First the projects are smaller.

The budgets are smaller and the resources are fewer. A small business may have a programmer on staff or a designated IT person or both. But usually there are no systems engineers sitting around.

Why won’t the programmer or IT person do the systems engineering? They simply have not been taught. Technically, Designing and programming are two different disciplines.

Programmers, often fancying themselves as designers, are taught to turn the requirements into a specification and build (program) the system according to the specification. But where do the requirements come from. That is definitely not their job. If the requirements don’t exist then the programmer is taught to take initiative and build the product according to prevailing design principals using the state of the art tools. The IT person in a small company is often self taught or right out of school.

The self taught IT person learns to procure parts and make them work together.

The just graduated IT person has learned to use a particular vendor’s parts and so builds homogeneous systems from parts.

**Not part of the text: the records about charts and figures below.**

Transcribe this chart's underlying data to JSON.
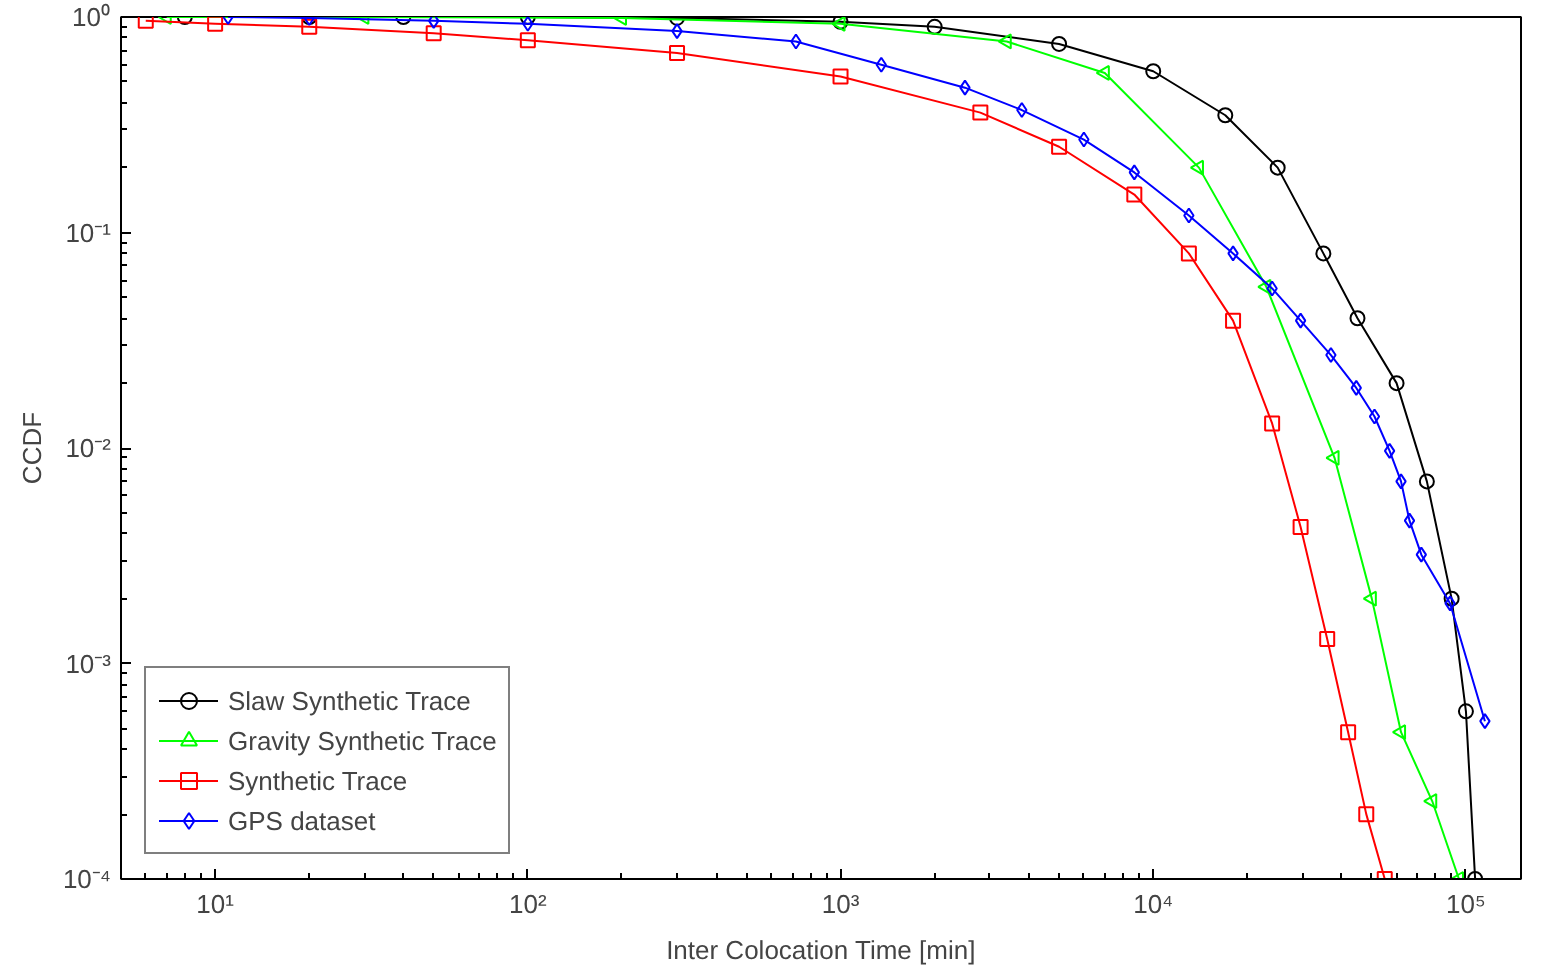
{
  "chart_data": {
    "type": "line",
    "xlabel": "Inter Colocation Time [min]",
    "ylabel": "CCDF",
    "log": "xy",
    "grid": false,
    "legend": "bottom left",
    "xlim": [
      5,
      150000
    ],
    "ylim": [
      0.0001,
      1
    ],
    "xticks": [
      {
        "value": 10,
        "label": "10¹"
      },
      {
        "value": 100,
        "label": "10²"
      },
      {
        "value": 1000,
        "label": "10³"
      },
      {
        "value": 10000,
        "label": "10⁴"
      },
      {
        "value": 100000,
        "label": "10⁵"
      }
    ],
    "yticks": [
      {
        "value": 0.0001,
        "label": "10⁻⁴"
      },
      {
        "value": 0.001,
        "label": "10⁻³"
      },
      {
        "value": 0.01,
        "label": "10⁻²"
      },
      {
        "value": 0.1,
        "label": "10⁻¹"
      },
      {
        "value": 1,
        "label": "10⁰"
      }
    ],
    "series": [
      {
        "name": "Slaw Synthetic Trace",
        "color": "#000000",
        "marker": "circle",
        "x": [
          8,
          20,
          40,
          100,
          300,
          1000,
          2000,
          5000,
          10000,
          17000,
          25000,
          35000,
          45000,
          60000,
          75000,
          90000,
          100000,
          107000
        ],
        "values": [
          1,
          1,
          1,
          1,
          0.99,
          0.95,
          0.9,
          0.75,
          0.56,
          0.35,
          0.2,
          0.08,
          0.04,
          0.02,
          0.007,
          0.002,
          0.0006,
          0.0001
        ]
      },
      {
        "name": "Gravity Synthetic Trace",
        "color": "#00ff00",
        "marker": "triangle",
        "x": [
          7,
          30,
          200,
          1000,
          3400,
          7000,
          14000,
          23000,
          38000,
          50000,
          62000,
          78000,
          95000
        ],
        "values": [
          1,
          1,
          0.99,
          0.93,
          0.77,
          0.55,
          0.2,
          0.056,
          0.009,
          0.002,
          0.00048,
          0.00023,
          0.0001
        ]
      },
      {
        "name": "Synthetic Trace",
        "color": "#ff0000",
        "marker": "square",
        "x": [
          6,
          10,
          20,
          50,
          100,
          300,
          1000,
          2800,
          5000,
          8700,
          13000,
          18000,
          24000,
          29600,
          36000,
          42000,
          48000,
          55000
        ],
        "values": [
          0.96,
          0.93,
          0.9,
          0.84,
          0.78,
          0.68,
          0.53,
          0.36,
          0.25,
          0.15,
          0.08,
          0.039,
          0.013,
          0.0043,
          0.0013,
          0.00048,
          0.0002,
          0.0001
        ]
      },
      {
        "name": "GPS dataset",
        "color": "#0000ff",
        "marker": "diamond",
        "x": [
          11,
          20,
          50,
          100,
          300,
          720,
          1350,
          2500,
          3800,
          6000,
          8700,
          13000,
          18000,
          24000,
          29600,
          37000,
          44600,
          51000,
          57000,
          62000,
          66000,
          72000,
          89000,
          115000
        ],
        "values": [
          1,
          0.99,
          0.96,
          0.93,
          0.86,
          0.77,
          0.6,
          0.47,
          0.37,
          0.27,
          0.19,
          0.12,
          0.08,
          0.055,
          0.039,
          0.027,
          0.019,
          0.014,
          0.0097,
          0.007,
          0.0046,
          0.0032,
          0.0019,
          0.00054
        ]
      }
    ]
  }
}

In large companies, one system engineer can help direct the work of 10 or 20 software and hardware designers and programmers. If you have one programmer how do you staff .1 systems engineers? If you don’t then who is going to do the systems engineering? You have to rent one. You contract a systems engineer at the leading edge of a project and have them do the “due diligence” to be certain that the system development is headed in the right direction.

I have said for a long time that left with only two choices given an insufficient budget, I would rather build the right system the wrong way than to build the wrong system the right way. Why? You can often fix a system that has imperfections, but you can rarely make a system (built however elegantly) do something completely different than what it was constructed to do.